Kids love learning about tornadoes! No one likes actual tornadoes, obviously, but kids get excited about to learn about tornadoes, hurricanes, tsunamis, severe weather has a certain “cool” factor.

For this activity click here for great information you and your child can talk read and learn about how tornadoes form. UCAR’s Center For Science Education’s website explains that tornadoes are columns of air rotating dangerously fast. The air is in motion because of the difference in pressure between the center of the tornado (very low pressure) and the outer edge of the tornado (high pressure). Some tornadoes are narrow, only 250 feet (75 meters) across where they touch the ground. Other, massive tornadoes can be up to two miles across. Often a tornado will touch the ground for only a few minutes and travel less than a mile. But some tornadoes touchdown for much longer, plowing through several towns, neighborhoods or farms.

Click here for an interactive game to help teach your kids about tornado safety.

To make your own tornado in a bottle you’ll need water, non-concentrated dish soap, and a tall, skinny clear bottle. The best bottle is the super-fancy water bottle by VOSS, but I don’t have any of those sitting around either.

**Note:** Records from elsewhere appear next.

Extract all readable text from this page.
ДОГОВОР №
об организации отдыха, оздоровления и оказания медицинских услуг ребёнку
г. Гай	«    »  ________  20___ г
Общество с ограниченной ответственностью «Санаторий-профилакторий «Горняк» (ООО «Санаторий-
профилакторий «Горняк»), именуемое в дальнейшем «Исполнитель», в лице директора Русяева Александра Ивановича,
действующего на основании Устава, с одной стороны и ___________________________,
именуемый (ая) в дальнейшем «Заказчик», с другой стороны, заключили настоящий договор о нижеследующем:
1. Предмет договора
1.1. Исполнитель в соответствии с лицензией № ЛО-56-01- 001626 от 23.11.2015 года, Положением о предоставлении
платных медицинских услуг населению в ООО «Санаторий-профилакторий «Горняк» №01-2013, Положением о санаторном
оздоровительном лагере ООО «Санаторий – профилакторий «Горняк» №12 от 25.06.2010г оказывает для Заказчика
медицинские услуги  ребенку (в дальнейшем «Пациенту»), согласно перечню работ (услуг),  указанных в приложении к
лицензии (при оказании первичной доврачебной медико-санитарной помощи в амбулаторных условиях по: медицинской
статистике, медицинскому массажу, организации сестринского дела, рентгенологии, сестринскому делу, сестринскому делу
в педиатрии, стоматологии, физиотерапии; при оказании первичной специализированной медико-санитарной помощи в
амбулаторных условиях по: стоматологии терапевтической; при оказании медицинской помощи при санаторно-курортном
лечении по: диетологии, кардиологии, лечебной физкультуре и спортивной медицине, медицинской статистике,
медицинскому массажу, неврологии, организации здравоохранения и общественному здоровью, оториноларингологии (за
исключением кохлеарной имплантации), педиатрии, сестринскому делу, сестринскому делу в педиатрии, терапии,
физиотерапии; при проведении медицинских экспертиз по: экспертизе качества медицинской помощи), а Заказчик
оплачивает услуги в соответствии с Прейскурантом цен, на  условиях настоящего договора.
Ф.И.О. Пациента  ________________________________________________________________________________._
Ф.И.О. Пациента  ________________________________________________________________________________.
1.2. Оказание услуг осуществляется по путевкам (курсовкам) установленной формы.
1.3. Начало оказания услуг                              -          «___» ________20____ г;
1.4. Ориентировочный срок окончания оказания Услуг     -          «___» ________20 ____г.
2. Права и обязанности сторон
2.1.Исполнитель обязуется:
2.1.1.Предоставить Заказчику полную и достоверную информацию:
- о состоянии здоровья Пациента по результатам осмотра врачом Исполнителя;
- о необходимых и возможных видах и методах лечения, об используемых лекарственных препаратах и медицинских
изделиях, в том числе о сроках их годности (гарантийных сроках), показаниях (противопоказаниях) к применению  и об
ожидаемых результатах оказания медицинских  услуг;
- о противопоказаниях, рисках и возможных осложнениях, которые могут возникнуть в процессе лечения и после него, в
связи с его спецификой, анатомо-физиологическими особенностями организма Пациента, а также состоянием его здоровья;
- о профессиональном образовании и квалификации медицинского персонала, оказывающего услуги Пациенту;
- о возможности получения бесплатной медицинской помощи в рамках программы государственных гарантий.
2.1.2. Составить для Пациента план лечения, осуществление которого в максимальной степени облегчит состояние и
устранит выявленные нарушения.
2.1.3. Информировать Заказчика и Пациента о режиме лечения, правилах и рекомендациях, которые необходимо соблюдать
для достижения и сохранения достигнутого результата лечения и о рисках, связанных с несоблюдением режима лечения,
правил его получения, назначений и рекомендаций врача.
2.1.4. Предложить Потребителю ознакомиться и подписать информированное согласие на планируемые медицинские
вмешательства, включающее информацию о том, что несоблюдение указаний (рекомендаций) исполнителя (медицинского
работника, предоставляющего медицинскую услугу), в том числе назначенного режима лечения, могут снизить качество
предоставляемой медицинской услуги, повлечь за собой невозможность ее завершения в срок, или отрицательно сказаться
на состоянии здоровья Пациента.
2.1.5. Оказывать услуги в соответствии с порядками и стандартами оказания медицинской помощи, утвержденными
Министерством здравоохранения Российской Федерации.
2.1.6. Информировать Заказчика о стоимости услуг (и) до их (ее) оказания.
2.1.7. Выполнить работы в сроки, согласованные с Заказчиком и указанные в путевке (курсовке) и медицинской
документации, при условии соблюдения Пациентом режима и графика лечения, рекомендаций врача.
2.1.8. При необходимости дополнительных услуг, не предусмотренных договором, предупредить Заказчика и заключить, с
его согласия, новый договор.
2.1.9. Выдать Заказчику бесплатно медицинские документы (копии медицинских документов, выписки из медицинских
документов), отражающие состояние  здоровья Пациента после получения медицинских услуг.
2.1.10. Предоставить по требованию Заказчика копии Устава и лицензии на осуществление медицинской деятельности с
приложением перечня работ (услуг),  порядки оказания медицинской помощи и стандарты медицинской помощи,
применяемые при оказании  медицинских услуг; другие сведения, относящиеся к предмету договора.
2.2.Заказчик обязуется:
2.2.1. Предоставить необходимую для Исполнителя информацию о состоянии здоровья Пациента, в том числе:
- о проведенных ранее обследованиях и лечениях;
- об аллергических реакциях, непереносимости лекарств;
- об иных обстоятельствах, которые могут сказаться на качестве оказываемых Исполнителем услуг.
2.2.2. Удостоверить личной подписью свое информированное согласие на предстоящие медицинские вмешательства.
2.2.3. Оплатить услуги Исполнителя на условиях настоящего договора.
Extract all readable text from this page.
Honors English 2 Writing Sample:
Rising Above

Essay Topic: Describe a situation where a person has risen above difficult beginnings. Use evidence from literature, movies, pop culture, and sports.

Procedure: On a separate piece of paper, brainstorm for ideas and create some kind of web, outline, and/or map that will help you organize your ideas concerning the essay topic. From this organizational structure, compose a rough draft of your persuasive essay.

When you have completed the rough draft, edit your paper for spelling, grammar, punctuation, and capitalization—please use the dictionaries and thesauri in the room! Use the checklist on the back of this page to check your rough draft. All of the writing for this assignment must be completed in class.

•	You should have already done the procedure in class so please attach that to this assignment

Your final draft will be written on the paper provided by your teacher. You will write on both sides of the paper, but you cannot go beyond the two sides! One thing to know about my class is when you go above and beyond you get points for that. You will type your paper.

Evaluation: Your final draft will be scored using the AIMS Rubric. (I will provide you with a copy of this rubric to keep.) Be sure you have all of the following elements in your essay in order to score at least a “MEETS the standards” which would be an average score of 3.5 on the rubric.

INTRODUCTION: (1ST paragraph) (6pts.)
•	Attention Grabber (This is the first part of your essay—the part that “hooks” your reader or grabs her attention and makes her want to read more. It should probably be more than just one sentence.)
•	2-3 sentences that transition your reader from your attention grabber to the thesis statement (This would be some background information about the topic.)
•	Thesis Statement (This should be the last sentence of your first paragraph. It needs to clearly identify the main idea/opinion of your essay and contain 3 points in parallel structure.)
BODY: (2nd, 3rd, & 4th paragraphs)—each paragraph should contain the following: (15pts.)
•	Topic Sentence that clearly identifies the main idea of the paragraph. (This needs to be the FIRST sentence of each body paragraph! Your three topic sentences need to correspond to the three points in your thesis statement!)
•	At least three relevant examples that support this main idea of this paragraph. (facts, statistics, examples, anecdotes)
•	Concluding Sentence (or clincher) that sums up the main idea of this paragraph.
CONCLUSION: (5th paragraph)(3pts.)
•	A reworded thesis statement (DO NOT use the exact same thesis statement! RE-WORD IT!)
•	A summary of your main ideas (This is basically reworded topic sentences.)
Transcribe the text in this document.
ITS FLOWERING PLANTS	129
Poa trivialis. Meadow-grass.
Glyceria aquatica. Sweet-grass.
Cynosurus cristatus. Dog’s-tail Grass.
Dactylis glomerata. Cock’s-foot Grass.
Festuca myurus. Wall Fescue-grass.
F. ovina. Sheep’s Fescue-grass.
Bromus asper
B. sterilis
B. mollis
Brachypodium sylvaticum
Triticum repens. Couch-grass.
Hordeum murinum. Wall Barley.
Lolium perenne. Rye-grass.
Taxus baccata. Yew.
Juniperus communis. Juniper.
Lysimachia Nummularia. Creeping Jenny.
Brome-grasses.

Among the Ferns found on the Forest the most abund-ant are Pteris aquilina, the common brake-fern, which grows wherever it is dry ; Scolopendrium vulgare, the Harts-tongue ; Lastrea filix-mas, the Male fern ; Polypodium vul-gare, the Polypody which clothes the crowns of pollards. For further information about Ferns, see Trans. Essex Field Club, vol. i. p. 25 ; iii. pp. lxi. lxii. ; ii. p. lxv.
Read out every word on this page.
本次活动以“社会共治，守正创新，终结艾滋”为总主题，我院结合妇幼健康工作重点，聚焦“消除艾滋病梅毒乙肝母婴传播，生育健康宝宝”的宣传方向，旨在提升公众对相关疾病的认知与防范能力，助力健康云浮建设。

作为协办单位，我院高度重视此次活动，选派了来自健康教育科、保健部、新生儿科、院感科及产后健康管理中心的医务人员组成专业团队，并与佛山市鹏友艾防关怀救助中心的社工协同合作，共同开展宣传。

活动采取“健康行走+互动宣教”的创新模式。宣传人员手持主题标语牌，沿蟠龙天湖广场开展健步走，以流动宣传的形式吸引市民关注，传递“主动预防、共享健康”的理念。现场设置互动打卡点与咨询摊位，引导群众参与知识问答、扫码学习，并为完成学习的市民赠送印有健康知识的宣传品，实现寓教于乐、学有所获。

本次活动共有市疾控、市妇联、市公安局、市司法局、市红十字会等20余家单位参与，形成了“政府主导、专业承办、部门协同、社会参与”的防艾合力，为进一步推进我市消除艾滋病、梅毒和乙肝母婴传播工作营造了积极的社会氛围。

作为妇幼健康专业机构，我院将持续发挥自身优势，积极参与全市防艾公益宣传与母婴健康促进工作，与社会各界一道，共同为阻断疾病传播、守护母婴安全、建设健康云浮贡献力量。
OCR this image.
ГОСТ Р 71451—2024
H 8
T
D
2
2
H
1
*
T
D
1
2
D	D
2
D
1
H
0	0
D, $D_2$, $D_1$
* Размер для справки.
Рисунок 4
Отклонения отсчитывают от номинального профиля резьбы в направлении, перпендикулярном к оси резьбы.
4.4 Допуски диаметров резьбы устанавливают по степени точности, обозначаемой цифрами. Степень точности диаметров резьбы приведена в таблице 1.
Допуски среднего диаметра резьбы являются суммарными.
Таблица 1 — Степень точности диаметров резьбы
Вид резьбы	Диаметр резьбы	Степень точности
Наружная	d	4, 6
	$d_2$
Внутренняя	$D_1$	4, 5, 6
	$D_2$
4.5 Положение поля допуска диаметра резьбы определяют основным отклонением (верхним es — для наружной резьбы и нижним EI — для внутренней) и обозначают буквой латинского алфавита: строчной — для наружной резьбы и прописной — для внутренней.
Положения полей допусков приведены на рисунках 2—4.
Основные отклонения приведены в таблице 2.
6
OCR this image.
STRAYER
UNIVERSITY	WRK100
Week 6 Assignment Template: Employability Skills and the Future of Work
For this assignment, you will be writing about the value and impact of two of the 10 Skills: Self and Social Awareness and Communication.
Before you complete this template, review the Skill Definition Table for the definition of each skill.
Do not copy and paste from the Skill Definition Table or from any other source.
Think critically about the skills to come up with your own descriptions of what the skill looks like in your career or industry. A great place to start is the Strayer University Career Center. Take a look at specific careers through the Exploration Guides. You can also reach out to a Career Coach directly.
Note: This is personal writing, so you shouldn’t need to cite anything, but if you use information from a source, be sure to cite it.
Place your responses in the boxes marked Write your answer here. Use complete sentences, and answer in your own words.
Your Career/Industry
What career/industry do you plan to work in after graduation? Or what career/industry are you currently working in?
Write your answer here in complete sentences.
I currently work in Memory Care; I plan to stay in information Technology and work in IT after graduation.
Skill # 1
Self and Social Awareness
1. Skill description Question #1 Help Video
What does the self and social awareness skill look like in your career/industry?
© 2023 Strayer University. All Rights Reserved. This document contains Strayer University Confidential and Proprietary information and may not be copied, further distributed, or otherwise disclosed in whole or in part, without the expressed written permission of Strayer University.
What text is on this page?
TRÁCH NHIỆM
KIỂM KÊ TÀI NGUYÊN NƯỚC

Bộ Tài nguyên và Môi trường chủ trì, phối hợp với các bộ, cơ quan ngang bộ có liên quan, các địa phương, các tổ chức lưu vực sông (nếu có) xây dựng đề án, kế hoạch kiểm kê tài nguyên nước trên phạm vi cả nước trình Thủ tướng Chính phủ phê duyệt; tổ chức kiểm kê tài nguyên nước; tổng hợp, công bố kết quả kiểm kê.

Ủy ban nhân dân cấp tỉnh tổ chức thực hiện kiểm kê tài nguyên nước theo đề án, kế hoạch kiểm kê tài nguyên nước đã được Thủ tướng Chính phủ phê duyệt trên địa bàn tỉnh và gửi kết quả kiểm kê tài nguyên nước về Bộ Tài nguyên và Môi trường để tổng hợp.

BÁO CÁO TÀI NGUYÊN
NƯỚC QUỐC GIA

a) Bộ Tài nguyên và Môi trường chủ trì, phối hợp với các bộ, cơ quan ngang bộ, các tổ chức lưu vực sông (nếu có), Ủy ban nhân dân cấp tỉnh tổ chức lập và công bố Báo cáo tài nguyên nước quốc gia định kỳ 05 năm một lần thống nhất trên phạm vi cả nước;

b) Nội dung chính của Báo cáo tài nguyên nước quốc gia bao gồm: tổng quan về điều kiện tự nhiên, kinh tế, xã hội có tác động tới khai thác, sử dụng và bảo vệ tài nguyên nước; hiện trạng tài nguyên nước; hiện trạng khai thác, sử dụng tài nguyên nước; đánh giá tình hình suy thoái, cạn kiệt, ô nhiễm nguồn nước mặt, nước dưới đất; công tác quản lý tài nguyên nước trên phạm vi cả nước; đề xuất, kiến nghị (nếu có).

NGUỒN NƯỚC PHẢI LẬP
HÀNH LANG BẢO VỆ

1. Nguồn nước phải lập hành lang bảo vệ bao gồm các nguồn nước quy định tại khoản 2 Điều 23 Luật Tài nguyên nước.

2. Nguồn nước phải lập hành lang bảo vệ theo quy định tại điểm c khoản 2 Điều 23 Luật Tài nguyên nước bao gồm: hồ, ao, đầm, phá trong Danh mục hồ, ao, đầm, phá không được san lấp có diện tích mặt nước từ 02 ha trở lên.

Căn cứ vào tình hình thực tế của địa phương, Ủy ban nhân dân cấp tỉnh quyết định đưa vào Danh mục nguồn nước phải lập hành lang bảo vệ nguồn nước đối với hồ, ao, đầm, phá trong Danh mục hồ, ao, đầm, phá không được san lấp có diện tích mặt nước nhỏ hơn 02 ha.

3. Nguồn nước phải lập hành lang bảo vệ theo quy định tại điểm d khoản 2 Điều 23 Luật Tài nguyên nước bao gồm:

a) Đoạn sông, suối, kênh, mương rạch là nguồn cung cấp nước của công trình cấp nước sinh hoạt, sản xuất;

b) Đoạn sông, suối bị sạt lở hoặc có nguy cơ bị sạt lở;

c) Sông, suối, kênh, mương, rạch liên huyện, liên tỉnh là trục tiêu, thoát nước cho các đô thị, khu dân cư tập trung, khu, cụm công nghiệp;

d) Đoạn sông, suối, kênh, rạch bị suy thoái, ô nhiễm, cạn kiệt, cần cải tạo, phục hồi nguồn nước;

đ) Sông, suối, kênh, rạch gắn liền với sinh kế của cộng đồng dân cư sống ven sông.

There is a step-by-step breakdown of this experiment with pictures here...

First fill the bottle 3/4 of the way full with water. Add one drop of dish soap and seal tightly. If you let this sit for a little while, it will be much easier to make your tornado.

Shake the bottle and start to swirl it around and roll your wrist. Spinning the rolling the bottle creates a vortex in the bottle that looks like a mini tornado!